We were able to draw a rotating cube in the terminal with relatively few lines. If we want to make the cube more realistic, we will need to add more vertices to the matrix that describes the cube. As a result, we will end up with a matrix with 3 rows and numerous columns. These are the types of practical matrices that BLAS libraries are optimized for.

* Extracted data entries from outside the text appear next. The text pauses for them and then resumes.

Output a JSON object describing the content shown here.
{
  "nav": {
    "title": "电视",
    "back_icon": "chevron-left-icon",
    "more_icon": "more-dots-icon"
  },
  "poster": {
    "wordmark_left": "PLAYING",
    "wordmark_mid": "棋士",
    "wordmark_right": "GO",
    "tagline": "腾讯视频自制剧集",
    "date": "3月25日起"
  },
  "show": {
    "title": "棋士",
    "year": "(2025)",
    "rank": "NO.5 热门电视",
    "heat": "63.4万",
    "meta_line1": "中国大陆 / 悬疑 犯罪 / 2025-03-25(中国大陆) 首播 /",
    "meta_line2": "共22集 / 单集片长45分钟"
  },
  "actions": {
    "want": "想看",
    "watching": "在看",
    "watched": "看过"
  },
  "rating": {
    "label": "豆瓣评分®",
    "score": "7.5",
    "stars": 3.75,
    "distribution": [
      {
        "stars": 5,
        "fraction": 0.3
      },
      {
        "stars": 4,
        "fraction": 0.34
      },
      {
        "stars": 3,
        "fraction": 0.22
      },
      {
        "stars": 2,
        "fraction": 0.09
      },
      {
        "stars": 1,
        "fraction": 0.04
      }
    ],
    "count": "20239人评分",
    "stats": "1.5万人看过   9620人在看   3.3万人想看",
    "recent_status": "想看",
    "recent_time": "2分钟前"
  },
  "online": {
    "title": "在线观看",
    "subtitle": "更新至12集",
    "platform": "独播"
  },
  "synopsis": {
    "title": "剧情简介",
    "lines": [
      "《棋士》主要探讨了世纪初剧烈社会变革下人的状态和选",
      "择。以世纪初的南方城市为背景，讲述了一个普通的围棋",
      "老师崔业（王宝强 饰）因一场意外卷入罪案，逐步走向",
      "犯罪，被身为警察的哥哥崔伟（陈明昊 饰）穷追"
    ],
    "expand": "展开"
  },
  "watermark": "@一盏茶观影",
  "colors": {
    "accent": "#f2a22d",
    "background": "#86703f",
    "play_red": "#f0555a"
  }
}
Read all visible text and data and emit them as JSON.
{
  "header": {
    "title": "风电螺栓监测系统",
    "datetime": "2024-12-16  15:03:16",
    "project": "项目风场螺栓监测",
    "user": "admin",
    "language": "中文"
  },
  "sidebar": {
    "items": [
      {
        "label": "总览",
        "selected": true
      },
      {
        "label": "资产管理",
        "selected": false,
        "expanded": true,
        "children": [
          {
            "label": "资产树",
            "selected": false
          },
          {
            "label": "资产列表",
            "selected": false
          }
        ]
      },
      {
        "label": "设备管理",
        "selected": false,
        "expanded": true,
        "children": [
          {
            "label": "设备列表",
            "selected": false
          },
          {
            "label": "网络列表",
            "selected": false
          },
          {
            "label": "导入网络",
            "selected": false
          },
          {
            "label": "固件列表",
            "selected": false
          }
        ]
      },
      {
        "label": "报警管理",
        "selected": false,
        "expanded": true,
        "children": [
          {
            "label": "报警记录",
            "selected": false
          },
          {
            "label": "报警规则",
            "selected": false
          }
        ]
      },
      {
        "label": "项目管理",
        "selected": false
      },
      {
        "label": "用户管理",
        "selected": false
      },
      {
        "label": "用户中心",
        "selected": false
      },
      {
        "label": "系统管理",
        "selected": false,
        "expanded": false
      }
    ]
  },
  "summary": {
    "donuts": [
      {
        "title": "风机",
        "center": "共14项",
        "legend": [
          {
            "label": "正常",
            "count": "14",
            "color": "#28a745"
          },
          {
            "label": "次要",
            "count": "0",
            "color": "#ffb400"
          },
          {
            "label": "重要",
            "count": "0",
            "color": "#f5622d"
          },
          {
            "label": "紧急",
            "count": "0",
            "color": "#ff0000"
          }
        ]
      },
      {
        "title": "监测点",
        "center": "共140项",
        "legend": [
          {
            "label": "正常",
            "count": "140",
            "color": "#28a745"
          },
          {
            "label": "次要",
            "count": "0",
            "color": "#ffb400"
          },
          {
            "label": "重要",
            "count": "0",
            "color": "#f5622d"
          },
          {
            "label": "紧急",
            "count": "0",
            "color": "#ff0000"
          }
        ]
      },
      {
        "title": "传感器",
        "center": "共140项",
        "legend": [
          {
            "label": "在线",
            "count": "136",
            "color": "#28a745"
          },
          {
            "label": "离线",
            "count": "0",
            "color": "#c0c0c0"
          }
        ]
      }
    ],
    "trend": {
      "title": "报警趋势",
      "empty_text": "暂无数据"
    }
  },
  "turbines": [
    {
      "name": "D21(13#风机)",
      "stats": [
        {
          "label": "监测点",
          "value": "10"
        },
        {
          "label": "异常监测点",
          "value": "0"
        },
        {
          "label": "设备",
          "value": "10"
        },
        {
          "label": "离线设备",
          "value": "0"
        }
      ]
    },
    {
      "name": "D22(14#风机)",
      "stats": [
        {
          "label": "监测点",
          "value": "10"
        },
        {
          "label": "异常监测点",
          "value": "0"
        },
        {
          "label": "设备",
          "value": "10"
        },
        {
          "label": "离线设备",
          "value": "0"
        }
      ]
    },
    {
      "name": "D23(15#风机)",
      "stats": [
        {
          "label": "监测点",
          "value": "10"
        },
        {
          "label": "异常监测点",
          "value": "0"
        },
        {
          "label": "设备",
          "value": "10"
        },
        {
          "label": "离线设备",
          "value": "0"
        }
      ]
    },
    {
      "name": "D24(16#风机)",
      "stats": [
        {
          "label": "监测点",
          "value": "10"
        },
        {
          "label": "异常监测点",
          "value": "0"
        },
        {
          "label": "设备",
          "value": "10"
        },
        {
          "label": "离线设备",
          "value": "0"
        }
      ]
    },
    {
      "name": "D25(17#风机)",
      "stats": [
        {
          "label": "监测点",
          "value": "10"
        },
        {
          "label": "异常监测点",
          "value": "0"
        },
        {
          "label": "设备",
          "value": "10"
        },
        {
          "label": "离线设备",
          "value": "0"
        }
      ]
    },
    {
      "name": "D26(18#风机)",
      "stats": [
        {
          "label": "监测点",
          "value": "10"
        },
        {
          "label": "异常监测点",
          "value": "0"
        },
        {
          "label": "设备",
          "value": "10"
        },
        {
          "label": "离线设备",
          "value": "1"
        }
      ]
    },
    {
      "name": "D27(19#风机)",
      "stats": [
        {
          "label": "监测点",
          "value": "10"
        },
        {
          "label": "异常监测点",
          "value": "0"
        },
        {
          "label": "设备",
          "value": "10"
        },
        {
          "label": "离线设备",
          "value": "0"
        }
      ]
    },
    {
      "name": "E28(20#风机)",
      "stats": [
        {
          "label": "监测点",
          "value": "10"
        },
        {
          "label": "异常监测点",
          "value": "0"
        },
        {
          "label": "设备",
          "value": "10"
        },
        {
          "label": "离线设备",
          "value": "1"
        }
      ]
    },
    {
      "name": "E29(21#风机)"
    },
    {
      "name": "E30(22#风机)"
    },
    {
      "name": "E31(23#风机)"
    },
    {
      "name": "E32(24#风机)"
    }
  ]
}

Computer graphics is just one small application of linear algebra. When dealing with big models of thousands of points, with 4k monitors and color graphics, even this library is limited. This points out the need for specialized hardware (GPU/FPGA) for accelerated computing. These devices are programmed using different terms and programming paradigms from the ones used here, but matrix multiplication is still a core operation.

Conclusions

Matrix multiplication is a relatively simple concept but notoriously slow. One major theoretical improvement was the Strassen Algorithm in the 70’s. The need to abstract a system of linear equations into a matrix form left us with this row-by-columns rule. The rule therefore needs to take into account all the linear system coefficients or, as in the case of Strassen, a relationship among these coefficients. Faced with these limitations, computational linear algebra had to improve on brute force and this is how BLAS came into being. Thanks to the Fedora Project contributors who maintain the above-mentioned packages.